The scaffolds obtained in the present work are within the range of the native vessels compared to the commercial sample analyzed with a diameter of 6 mm, conditions that would possibly avoid generating complications such as distal mechanical trauma, atheromatous or hardening of the blood vessel [1].

Finally, from the cellular behavior B1 has 46 % of apparent pore area greater than C1, which prevents a homogeneous cellularization from being generated on the electrospun scaffold, since the reticulated B1 membrane exhibits two different layers of fibers that are not interrelated with each other, generating a larger pore that prevents cell-cell communication [62]. While, C1 has a smaller pore size, allowing adhesion, proliferation, and generation of fibroblast syncytium. In addition, the crosslinked C1 membranes present a hybrid fibrillar network, which exhibits micrometric-scale fibers that generate large pores that allow cells to freely infiltrate the membrane, and nanometric fibers that facilitate cell adhesion and proliferation [63].

Conclusions

Our results allowed us to determine the effect of wall morphological characteristics of scaffolds obtained by different electrospinning methods, composed of a synthetic polymer and a protein, on the fluid-mechanical properties evaluated in an in vitro model, for their potential use as vascular grafts with a diameter of 6 mm. For this purpose, a synthetic polymer such as PCL was used taking advantage of its mechanical properties, and a protein as bovine gelatin that improves hydrophilicity and increases biocompatibility. However, this protein is rapidly degraded in aqueous environments, for which a crosslinking process with GA was carried out. It was found an increase in the percentage of beta sheets and turns due to the crosslinking treatment and the rapid dissolution of bovine gelatin when interacting with an aqueous medium would be avoided. In the same way, co-electrospun samples presented a lower mass loss of gelatin, which would possibly favor the attachment points with the cells due to the amino acid sequences of the gelatin. Additionally, the average diameter, the alignment of fibers and the apparent pore area in co-electrospun samples had higher values which improve the cell growth along the scaffold.
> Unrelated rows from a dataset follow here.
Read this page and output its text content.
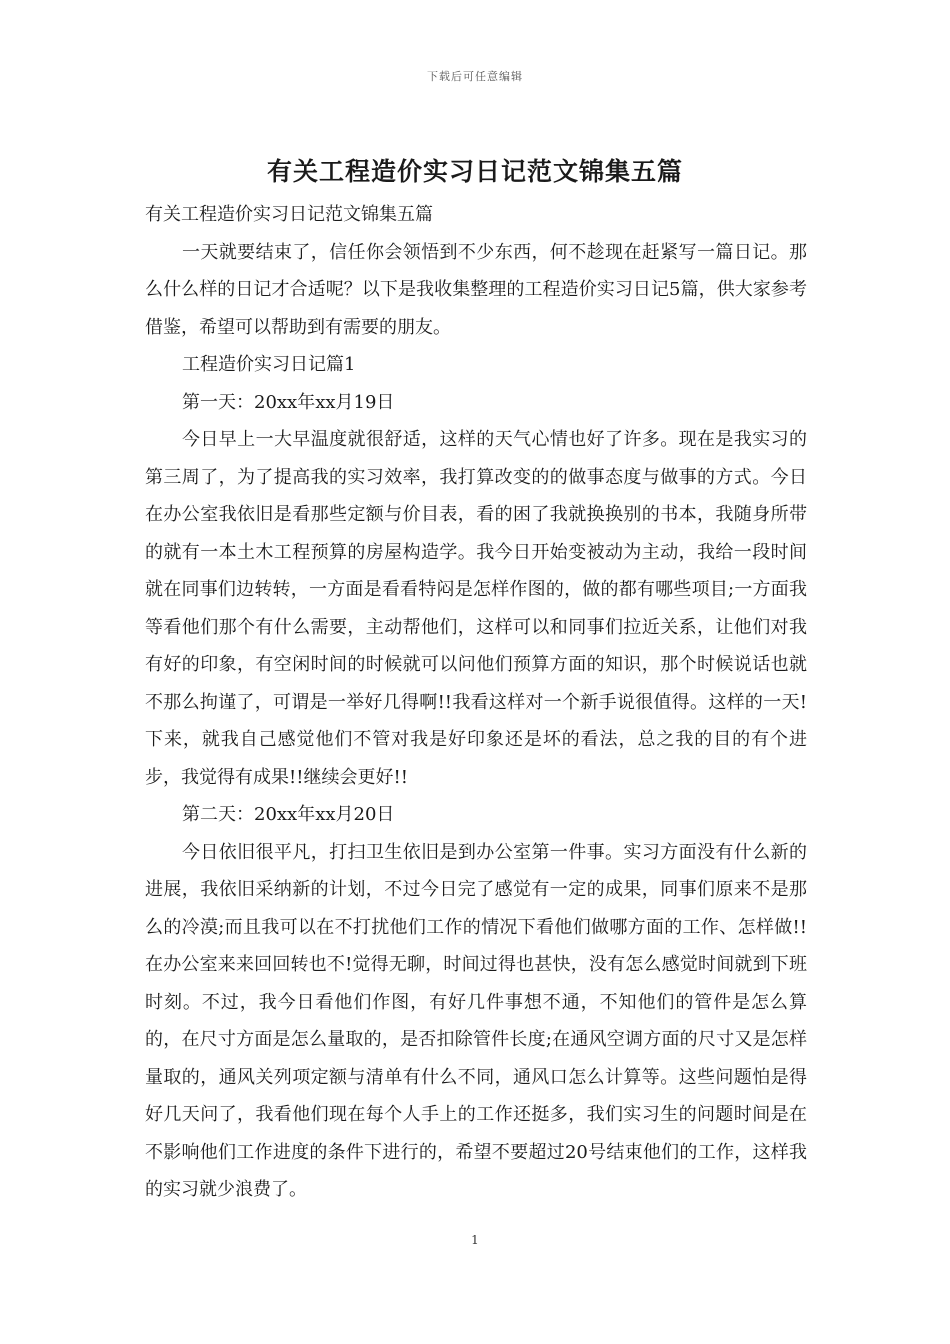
下载后可任意编辑
有关工程造价实习日记范文锦集五篇

有关工程造价实习日记范文锦集五篇

一天就要结束了，信任你会领悟到不少东西，何不趁现在赶紧写一篇日记。那么什么样的日记才合适呢？以下是我收集整理的工程造价实习日记5篇，供大家参考借鉴，希望可以帮助到有需要的朋友。

工程造价实习日记篇1

第一天：20xx年xx月19日

今日早上一大早温度就很舒适，这样的天气心情也好了许多。现在是我实习的第三周了，为了提高我的实习效率，我打算改变的的做事态度与做事的方式。今日在办公室我依旧是看那些定额与价目表，看的困了我就换换别的书本，我随身所带的就有一本土木工程预算的房屋构造学。我今日开始变被动为主动，我给一段时间就在同事们边转转，一方面是看看特闷是怎样作图的，做的都有哪些项目;一方面我等看他们那个有什么需要，主动帮他们，这样可以和同事们拉近关系，让他们对我有好的印象，有空闲时间的时候就可以问他们预算方面的知识，那个时候说话也就不那么拘谨了，可谓是一举好几得啊!!我看这样对一个新手说很值得。这样的一天!下来，就我自己感觉他们不管对我是好印象还是坏的看法，总之我的目的有个进步，我觉得有成果!!继续会更好!!

第二天：20xx年xx月20日

今日依旧很平凡，打扫卫生依旧是到办公室第一件事。实习方面没有什么新的进展，我依旧采纳新的计划，不过今日完了感觉有一定的成果，同事们原来不是那么的冷漠;而且我可以在不打扰他们工作的情况下看他们做哪方面的工作、怎样做!!在办公室来来回回转也不!觉得无聊，时间过得也甚快，没有怎么感觉时间就到下班时刻。不过，我今日看他们作图，有好几件事想不通，不知他们的管件是怎么算的，在尺寸方面是怎么量取的，是否扣除管件长度;在通风空调方面的尺寸又是怎样量取的，通风关列项定额与清单有什么不同，通风口怎么计算等。这些问题怕是得好几天问了，我看他们现在每个人手上的工作还挺多，我们实习生的问题时间是在不影响他们工作进度的条件下进行的，希望不要超过20号结束他们的工作，这样我的实习就少浪费了。

1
It was found that the reticulated membranes favor the adhesion and proliferation of 3T3 fibroblasts, which indicates that the type of co-electrospinning techniques generates biocompatible hybrid fibrillar morphologies. Additionally, the co-electrospinning technique with the lower flux of PCL changes the microarchitecture with a morphology that favors anchoring sites for syncytium that with the time, homogeneously cellularize the surface of the scaffold.

Finally, the tubular scaffolds obtained by sequential or co-electrospinning had a better performance as vascular grafts than the commercial sample analyzed for applications with internal diameters of 6 mm, since they have better permeability and wettability, interconnected pores and a circumferential tensile strength that is more similar to that of a native vessel.